My book club unanimously loved the earlier book, but had mixed reactions to this one. Certainly some—most—liked it very much. However, some folks were confused about plot details and especially about the characters and the relationship between them. I think that confusion is meant to be, as we say nowadays, a feature not a bug. Yet it’s hard to enjoy a book if you can’t figure out, at least by the end, what’s going on.
As a result, we spent the first part of the evening comparing notes on who was who. As we got further into discussing the plot, even more elucidation was needed.
One person asked what the book is about. We all laughed. On the first page, the narrator tells us:
This story is about a lot of things, but mostly about idiots.

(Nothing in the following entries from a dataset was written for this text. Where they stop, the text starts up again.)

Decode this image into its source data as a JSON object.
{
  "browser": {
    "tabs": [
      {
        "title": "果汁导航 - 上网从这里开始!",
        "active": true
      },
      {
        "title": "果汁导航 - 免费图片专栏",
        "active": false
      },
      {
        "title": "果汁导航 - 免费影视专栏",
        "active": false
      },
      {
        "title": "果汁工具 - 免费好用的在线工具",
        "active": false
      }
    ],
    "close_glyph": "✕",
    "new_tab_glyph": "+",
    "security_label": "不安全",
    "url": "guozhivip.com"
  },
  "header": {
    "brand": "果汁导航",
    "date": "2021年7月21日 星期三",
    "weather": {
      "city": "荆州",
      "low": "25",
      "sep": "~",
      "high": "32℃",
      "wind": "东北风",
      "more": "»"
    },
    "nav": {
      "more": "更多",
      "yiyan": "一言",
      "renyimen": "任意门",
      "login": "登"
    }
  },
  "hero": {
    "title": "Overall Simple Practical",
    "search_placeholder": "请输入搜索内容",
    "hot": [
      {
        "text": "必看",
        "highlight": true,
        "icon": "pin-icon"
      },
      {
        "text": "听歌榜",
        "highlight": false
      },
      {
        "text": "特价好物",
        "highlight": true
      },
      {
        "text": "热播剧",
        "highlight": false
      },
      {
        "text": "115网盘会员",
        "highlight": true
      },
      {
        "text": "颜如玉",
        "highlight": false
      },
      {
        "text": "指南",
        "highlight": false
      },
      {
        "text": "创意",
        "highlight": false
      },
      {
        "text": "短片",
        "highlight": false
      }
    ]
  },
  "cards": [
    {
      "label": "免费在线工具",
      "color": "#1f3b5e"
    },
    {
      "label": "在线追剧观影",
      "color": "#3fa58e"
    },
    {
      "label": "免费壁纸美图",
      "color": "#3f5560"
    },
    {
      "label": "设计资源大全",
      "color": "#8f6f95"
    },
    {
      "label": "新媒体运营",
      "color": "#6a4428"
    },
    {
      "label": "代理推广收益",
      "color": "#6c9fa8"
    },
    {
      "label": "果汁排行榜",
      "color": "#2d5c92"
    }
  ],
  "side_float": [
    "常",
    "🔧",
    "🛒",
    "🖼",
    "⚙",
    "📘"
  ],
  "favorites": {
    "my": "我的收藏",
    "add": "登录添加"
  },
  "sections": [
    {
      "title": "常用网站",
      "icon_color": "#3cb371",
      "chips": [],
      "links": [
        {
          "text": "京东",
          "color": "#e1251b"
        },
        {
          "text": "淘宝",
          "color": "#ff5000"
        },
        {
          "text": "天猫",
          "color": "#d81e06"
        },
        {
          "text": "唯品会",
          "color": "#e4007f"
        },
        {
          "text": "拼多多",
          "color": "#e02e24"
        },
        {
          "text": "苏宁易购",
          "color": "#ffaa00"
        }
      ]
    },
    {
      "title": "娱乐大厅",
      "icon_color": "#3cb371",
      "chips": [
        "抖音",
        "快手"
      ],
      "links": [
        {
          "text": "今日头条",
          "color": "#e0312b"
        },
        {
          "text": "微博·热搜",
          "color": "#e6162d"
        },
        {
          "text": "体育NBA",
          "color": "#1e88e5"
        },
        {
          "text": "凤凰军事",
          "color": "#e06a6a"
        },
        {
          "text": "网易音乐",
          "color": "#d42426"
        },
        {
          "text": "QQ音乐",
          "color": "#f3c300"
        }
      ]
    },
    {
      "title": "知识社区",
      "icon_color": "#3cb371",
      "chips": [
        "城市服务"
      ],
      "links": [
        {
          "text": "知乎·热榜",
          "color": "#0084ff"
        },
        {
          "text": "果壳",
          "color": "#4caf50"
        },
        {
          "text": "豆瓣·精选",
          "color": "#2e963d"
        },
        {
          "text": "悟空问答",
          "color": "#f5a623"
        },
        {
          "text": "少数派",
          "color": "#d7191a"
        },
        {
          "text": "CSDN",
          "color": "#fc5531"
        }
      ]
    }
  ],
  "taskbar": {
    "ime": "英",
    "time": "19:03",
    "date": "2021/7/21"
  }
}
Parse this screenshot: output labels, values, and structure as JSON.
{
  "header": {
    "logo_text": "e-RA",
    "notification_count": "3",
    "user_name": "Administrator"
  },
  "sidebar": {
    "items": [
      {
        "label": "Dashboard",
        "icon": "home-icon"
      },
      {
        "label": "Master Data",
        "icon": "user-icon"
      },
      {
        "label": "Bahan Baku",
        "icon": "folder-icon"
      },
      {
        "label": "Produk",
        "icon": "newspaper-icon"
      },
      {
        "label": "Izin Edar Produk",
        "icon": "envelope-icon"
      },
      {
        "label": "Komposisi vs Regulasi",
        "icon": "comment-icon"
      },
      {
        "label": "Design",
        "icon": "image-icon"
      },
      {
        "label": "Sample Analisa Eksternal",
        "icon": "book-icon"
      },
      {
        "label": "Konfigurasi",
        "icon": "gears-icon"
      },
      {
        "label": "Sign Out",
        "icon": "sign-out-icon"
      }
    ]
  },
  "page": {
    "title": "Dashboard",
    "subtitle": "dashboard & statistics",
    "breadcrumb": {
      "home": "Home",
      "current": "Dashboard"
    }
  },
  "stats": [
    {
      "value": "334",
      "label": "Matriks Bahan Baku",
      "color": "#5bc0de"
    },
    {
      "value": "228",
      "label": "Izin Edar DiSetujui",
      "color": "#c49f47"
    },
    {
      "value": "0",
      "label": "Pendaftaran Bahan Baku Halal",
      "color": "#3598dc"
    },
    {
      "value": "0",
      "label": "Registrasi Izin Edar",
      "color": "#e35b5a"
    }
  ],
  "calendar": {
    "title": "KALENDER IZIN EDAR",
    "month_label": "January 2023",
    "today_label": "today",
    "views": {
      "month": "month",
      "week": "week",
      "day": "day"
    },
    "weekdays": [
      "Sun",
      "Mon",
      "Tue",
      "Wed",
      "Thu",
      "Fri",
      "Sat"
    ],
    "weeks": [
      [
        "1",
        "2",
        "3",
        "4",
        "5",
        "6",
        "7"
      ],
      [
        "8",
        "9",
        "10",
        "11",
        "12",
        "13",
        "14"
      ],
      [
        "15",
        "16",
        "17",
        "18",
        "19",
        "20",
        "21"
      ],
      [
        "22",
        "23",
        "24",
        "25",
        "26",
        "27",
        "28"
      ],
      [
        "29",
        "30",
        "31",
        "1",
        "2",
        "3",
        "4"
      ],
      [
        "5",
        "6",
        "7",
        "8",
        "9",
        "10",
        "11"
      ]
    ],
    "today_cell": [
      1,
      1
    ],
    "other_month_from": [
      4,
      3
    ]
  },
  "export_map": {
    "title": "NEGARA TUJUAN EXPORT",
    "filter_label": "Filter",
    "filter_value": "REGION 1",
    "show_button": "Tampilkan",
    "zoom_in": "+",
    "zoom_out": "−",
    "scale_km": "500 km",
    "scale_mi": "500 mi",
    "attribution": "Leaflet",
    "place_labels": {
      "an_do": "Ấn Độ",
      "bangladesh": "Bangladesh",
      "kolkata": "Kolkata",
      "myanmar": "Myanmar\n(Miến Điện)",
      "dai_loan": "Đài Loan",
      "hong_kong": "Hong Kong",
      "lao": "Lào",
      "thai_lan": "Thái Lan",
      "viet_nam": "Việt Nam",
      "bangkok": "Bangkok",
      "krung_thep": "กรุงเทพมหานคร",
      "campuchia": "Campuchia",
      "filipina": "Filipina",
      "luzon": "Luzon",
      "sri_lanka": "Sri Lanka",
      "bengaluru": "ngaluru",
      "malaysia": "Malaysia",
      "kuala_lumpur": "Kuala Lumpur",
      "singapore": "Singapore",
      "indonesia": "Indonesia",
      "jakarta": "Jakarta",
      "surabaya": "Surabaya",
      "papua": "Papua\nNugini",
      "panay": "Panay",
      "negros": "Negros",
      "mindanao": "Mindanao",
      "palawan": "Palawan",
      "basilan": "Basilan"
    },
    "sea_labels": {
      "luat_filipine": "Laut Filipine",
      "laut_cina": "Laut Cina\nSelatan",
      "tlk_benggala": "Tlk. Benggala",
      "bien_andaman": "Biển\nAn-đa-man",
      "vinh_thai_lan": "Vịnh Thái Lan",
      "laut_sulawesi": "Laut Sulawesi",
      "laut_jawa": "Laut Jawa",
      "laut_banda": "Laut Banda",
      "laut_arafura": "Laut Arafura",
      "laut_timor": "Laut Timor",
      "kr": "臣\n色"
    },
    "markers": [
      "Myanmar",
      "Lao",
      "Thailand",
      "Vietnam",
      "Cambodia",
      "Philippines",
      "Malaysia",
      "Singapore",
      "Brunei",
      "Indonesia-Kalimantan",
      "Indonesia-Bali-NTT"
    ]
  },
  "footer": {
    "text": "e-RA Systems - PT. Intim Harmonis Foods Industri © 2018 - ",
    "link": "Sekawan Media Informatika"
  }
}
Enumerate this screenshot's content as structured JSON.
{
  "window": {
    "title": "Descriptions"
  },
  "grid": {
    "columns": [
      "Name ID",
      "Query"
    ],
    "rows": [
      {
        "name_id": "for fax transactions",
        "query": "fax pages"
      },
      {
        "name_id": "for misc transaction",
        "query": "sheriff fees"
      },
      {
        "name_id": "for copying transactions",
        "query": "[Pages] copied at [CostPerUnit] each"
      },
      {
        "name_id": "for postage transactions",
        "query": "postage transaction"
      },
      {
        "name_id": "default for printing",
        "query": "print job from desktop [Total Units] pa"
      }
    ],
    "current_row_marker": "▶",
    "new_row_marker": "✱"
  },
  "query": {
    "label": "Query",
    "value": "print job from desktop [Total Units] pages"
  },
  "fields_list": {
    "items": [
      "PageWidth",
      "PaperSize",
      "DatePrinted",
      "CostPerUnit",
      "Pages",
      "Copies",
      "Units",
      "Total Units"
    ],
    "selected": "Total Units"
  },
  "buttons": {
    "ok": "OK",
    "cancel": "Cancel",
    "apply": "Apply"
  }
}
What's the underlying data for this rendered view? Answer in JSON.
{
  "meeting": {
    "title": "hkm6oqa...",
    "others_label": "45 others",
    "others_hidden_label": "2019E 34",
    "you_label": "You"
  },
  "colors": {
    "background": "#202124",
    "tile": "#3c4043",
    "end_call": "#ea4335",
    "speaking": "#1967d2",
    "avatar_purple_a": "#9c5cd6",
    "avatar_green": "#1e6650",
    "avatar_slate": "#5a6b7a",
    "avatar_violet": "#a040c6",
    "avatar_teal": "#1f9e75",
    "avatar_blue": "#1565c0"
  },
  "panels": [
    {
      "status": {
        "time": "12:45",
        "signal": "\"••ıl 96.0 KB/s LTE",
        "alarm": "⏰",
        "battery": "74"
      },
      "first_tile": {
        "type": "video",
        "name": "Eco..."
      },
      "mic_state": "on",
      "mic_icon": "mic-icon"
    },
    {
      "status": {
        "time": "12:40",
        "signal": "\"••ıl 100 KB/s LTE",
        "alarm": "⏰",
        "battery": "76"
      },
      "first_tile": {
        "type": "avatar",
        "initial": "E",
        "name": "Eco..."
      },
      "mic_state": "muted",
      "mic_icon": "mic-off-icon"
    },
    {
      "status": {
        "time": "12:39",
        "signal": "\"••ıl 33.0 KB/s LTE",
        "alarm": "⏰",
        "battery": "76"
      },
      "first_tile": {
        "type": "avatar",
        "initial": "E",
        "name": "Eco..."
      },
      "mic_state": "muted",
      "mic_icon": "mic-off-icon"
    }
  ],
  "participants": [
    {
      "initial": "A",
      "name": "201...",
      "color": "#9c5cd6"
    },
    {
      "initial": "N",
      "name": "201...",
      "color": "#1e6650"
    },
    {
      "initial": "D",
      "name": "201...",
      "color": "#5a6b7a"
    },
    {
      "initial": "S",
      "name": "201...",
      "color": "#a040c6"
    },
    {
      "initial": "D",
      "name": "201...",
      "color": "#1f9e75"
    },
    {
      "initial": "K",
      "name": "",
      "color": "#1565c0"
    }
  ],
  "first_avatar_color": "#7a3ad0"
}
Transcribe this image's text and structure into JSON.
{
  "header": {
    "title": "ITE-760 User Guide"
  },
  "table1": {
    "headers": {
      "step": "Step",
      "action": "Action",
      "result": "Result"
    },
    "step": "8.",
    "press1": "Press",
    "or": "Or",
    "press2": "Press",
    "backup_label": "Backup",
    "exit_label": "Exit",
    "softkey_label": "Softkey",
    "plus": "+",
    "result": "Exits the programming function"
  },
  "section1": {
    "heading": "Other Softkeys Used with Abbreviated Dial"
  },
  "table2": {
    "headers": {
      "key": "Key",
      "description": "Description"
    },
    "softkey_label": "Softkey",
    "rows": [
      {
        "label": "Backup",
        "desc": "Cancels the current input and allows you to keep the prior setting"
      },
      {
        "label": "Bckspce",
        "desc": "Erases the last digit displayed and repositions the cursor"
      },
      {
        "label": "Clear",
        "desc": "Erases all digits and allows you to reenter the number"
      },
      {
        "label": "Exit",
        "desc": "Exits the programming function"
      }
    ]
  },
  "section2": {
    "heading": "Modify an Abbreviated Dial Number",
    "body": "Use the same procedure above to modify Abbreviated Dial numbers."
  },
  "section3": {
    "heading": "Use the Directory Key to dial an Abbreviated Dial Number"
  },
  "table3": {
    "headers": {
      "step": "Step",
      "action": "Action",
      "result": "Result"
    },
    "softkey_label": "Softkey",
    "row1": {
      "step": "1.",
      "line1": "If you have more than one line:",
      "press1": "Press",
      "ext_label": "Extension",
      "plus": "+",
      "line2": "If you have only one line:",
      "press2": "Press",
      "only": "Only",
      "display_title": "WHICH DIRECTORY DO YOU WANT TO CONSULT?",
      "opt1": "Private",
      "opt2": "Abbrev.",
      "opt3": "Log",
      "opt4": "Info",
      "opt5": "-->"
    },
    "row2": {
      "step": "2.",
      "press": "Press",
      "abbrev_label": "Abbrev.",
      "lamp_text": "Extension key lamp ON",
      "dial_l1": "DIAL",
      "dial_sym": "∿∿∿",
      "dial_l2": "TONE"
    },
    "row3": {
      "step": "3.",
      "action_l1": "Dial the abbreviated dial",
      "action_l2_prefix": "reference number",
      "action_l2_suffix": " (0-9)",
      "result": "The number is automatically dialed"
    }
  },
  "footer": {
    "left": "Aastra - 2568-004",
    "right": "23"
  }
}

So it needs saying from the outset that it’s very, always very easy to declare that other people are idiots, but only if you forget how idiotically difficult being human is.
On a side note, I wasn’t thrilled by the use of “idiot” throughout the book, but perhaps it has a different connotation in Sweden. Maybe the author or translator was thinking of the Greek word it’s derived from which means “common man.”
We discussed several ways to describe what the book is about: suicide, grief, marriage, change, connection. That last one points to the theme of the book which is similar to the theme of Ove.
The book’s structure is interesting: We have the interviews shown as dialogue only, like a transcript. I was amused by the first interview, but a little went a long way, and they increasingly irritated me as the book progressed. Later they made sense, yet I think if it hadn’t been for my book club, I wouldn’t have finished the book. I did remain interested in the longer dramatic scenes between the interviews which are flashbacks to what happened in the apartment.
As I mentioned, the narrator is quite bossy, ordering the reader about and fulminating about all kinds of things such as young people and cell phones. The narrator stays out of the interviews since they record what the two people said, but intrudes into the dramatic scenes, commenting on the action, the characters, society, etc. I may be misremembering, but I think in Ove, the get-off-my-lawn opinions are spouted by a character rather than a narrator.
I thought about George Eliot’s use of a narrator in Middlemarch. It felt a little intrusive at first since such a persistent narrator is rare in today’s novels. However, I came to appreciate the narrator’s explanations about the characters and warnings that a character may not be as bad as they appear. Perhaps the voice of Backman’s narrator in this book just isn’t my cup of tea, as the little ones in my life say when I offer them a new dish.
Several of us were not fans of the many coincidences in the story and the neatly tied-up ending. We suggested that it read like a fable or fairy tale, which is perhaps not inconsistent with Backman’s brand.
A lawyer among us recounted a long-ago incident in court—no names or identifying details—in which the prosecutor went for an unexpectedly light sentence. Later they told my friend that they just wanted to give the person on trial a little grace.
I had to stop and let that settle. Isn’t that what we hope for from each other: just a little grace? We all carry burdens, some visible and some not.
Maybe this book is my cup of tea after all.
Have you read a novel that changed the way you look at something?